This is a brief post because I am no expert, and it is likely I am not the first person to think of using a binary encoding to significantly increase the throughput of viral RNA tests.
Somebody with more experience, please confirm on hackernews (https://news.ycombinator.com/item?id=22612139)
Now that Covid-19 is out, we need to figure out how to detect all infected people so that uninfected people can return to work/school/life. Further, we need continually test everyone who is assumed uninfected weekly to prevent future outbreaks. This test cannot be an antibody test, as an infected person may be contagious before the immune system has created the antibodies. The only current way to detect the virus in an asymptomatic individual is RT-PCR of the viral RNA.
Let's take Denmark, where I now live. That's 5 million people and therefore tests per week. If the current cost of a viral RNA test is $200, that's $1 billion per week or $52 billion per year. These tests are usually done on 96 well plates with 2 control wells. That leaves 94 tests per plate (which can be thought of as batch size for tests).
However, the assumption is that currently most people are not infected. This is especially true if our goal is to weekly test the people returning to daily life who are assumed to be uninfected. Therefore, most of the wells are "wasted" on uninfected individuals.
Here's how to test 4731 people per 96 well plate: take two samples from each individual, and mix the samples in a binary encoding scheme that assign 2 bits of a 94-bit number to each person.
To illustrate, consider first this how to test 6 people using 4 sample wells (forget the controls for now). If each sample well is either red for positive or blue for negative, there are 6 ways to color the wells such that exactly 2 sample wells are positive.
The stategy is to assign each person to one of the above colorings, and then in each well mix the samples from testees such that if one (and only one) person is positive, the resulting coloring will match the assigned person. To do this, place each person's two samples in the wells as shown below.

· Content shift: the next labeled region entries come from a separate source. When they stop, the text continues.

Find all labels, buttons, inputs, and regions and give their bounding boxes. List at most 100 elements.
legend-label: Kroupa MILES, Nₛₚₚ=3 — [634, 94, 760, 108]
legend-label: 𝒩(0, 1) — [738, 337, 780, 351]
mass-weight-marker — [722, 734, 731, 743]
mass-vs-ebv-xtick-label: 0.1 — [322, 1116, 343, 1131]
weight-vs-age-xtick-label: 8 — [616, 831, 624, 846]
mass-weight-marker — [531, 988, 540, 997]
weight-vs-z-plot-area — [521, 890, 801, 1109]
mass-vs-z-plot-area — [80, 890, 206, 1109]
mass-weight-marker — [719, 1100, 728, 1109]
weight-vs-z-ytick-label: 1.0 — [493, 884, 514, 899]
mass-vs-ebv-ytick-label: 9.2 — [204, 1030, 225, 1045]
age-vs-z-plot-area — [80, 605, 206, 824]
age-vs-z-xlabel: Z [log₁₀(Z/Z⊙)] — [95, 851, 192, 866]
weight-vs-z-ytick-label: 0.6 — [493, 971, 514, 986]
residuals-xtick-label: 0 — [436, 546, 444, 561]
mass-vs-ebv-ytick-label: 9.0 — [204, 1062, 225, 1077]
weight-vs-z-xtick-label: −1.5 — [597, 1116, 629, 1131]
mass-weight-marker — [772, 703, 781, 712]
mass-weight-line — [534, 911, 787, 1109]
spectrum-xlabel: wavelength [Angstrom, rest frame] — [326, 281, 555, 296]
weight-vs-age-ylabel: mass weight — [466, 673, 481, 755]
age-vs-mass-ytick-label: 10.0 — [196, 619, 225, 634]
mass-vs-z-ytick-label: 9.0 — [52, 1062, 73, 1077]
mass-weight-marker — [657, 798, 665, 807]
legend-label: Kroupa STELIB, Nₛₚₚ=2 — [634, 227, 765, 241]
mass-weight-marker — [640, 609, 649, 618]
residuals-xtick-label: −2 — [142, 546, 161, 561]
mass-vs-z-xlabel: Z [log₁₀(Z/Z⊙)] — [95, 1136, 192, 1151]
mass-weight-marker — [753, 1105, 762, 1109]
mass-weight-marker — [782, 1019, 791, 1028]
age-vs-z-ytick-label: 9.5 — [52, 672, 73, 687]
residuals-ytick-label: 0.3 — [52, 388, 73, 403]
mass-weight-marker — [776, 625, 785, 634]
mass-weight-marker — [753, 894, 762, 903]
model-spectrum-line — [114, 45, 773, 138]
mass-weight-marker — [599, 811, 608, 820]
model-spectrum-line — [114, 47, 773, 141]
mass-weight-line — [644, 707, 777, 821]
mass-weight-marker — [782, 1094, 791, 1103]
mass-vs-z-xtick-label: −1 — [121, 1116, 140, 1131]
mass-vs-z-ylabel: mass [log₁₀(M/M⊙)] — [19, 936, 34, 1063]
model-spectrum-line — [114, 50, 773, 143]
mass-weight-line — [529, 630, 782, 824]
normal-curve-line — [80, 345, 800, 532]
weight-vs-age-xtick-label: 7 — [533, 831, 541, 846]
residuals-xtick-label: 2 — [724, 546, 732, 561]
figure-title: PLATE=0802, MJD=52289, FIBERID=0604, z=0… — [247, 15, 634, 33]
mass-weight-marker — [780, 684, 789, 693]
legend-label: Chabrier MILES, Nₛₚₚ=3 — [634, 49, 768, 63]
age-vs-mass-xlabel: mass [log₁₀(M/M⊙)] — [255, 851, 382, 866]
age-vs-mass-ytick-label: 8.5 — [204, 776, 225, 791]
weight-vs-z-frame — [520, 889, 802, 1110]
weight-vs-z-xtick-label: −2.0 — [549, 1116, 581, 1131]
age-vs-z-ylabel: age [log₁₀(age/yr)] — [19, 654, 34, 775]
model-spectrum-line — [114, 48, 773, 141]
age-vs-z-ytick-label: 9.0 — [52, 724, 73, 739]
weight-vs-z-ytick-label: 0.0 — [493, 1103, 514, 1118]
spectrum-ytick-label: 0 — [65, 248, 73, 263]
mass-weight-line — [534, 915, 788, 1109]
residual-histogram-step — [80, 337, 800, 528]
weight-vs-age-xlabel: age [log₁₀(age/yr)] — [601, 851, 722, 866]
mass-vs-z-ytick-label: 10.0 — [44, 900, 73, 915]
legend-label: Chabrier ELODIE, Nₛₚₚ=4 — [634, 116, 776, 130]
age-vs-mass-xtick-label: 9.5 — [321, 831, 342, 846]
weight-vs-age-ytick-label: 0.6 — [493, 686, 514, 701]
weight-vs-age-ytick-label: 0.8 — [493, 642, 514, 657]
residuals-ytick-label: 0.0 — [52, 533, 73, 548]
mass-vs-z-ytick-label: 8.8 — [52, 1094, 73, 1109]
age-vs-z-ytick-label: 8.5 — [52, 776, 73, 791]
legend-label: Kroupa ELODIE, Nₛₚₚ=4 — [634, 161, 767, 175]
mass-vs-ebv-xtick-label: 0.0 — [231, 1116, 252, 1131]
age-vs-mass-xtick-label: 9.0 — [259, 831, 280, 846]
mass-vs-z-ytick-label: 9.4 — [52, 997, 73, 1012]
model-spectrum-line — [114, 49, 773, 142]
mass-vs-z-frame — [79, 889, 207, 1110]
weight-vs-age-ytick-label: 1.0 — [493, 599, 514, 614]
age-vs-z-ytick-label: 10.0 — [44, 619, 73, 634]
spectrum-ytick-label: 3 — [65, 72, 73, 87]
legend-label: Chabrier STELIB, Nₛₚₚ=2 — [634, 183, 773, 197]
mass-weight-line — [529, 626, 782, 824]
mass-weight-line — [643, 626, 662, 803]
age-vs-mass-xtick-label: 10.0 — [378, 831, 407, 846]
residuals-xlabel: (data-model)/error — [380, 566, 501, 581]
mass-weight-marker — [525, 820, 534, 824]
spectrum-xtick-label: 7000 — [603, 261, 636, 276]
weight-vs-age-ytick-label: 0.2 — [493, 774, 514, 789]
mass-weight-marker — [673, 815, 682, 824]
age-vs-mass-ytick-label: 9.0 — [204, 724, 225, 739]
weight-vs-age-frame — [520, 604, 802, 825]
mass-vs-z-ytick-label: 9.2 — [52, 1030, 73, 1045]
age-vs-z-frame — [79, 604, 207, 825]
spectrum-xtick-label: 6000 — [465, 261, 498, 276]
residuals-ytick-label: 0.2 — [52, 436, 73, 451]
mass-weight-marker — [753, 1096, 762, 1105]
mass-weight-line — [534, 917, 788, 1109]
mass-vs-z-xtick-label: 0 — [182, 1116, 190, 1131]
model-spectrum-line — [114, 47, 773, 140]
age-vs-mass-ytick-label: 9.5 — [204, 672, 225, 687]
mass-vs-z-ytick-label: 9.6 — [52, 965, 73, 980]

The encoding is equivelent to enumerating the 6 binary numbers between 0 and 15 with two set bits, and then assigning one person to each of those numbers. With 4 wells, we can test 4 choose 2 people = 6. With 94 wells, we can test 94 choose 2 people = 4731.
The PCR step (including preparation) is the bottle-neck in the testing process. For the 94 well method to work, each well would need to combine samples from 93 people, such that 8742 samples are combined to make a single 96 well plate (4731 people times 2 samples each = 8732 samples). The good news is that the test samples can be combined into the 94 groups (one for each well) right at the beginning of the process (literally, each group of 93 swabs could be put together into a large beaker and mixed). All other downstream operations then only need to be done once per well.
We need a mechanical device which can automatically sort the samples into well groups. Correctly combining 4731 samples is not something that can be done by hand. However, compared to the PCR machines and magical reagants, this sorting machine should be relatively simple to build. The reward is a 46.5 times increase in testing throughput.
Yes, there is also the possibility that more than one of the 4731 people is infected, and in this case you would get 3 or more positive wells. Still, this method can be used to determine a subset of samples which need individual retesting. However, if most samples are assumed to be uninfected, this is not a huge issue.